父親は源氏の乳兄弟である藤原惟光で、父から溺愛されており、その溺愛っぷりは男兄弟にも彼女を会わせないほど。
そんな藤の典侍と夕霧との出会いは、源氏の御前で行われた五節の舞の稽古でのこと。(五節の舞は本番までに主上が何度かリハを見学するのですが、なんと源氏も特別に稽古を見物しています。いかに源氏が大きな権力を持っていたかがわかるエピソードです)
どこか雲居の雁に似ている美しい舞姫の姿に、当時雲居の雁と離れ離れになって寂しさを募らせていた夕霧は一目ぼれします。
惟光の息子になんとか取り持ってもらおうとするものの、「妹は典侍として出仕することが決まっている」と言われてガッカリ……。
が、意外なことに惟光がこの話にノリノリ。
出仕を取りやめはしないものの、典侍として後宮で働きつつ夕霧との仲を深め、最終的には夕霧と子供を4~5人つくりました。

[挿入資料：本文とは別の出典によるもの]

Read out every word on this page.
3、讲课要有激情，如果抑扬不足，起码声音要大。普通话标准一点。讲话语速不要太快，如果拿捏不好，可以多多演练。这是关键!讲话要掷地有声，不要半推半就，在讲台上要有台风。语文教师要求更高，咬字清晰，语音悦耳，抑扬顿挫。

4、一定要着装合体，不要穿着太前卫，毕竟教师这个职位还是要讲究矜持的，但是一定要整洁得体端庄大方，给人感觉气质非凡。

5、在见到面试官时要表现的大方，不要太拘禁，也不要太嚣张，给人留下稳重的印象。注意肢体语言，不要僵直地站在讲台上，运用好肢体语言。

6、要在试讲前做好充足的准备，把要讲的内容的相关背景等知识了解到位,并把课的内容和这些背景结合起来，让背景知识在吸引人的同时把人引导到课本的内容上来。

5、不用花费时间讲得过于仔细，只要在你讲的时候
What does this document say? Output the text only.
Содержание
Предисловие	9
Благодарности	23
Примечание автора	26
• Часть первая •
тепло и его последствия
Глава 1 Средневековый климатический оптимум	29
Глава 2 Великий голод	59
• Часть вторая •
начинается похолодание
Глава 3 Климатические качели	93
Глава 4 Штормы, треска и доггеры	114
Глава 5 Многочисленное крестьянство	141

(子供の数は写本によって違いあり)
有力貴族の妻となり栄華を極めた、なんてことはありませんが、中流の貴族女性としては思いのほか華やかな生活を送り、思い悩むことも少なく穏やかな幸せを手に入れた例といえるでしょう。
2、『あさきゆめみし』における藤の典侍 ~あらゆる偶然が重なりつながった夕霧との縁~
夕霧は多くの女性を愛し妻にした父親・源氏とは異なり、幼馴染の正妻・雲居の雁ひとりを一途に愛する真面目男。
ですが、二人の結婚まではまさに山あり谷あり……。
幼いころから共に育った二人は大人たちに無理やり引き離され、思春期はずいぶん寂しい思いをしました。
雲居の雁と離れ離れになり、従兄弟たちのような高い位階を授けられることもなく、とにかく勉強するしかない日々を送る夕霧君。
そんなときに出会ったのが、優美で厳かな舞を踊る天女のような藤の典侍です。
平安男子の嗜み、「垣間見」です
(文庫版『あさきゆめみし』3巻 大和和紀/講談社 より引用)
宮中の年中行事の一つである五節の舞は特別なもので、もともと美しい藤の典侍の舞姫姿は男性受けも50%増しくらいになっていたはず。
さしもの夕霧も、そりゃぁグラっときますよね。
しかし、彼女は典侍として出仕することが決まっていました。
典侍とは内侍司の次官のことです。
内侍は主上に伺候して、表向きの仕事はもちろん日常のお世話なんかもする秘書的な役割。
長官である尚侍(ないしのかみ)は后妃的な存在だったので、内侍司の実質的なトップは典侍であり、つまり後宮を代表するキャリアウーマンなのです!
当時、働く女性と家庭におさまる女性の区別は明確なものでした。
もちろん、働きながら家庭を持ち、子供を産み育てる女性もいないわけではありません。
でも、女性が宮仕えすると生活の基盤はほぼ後宮になるため、多くの場合家族とは離れ離れで生活することになるのです。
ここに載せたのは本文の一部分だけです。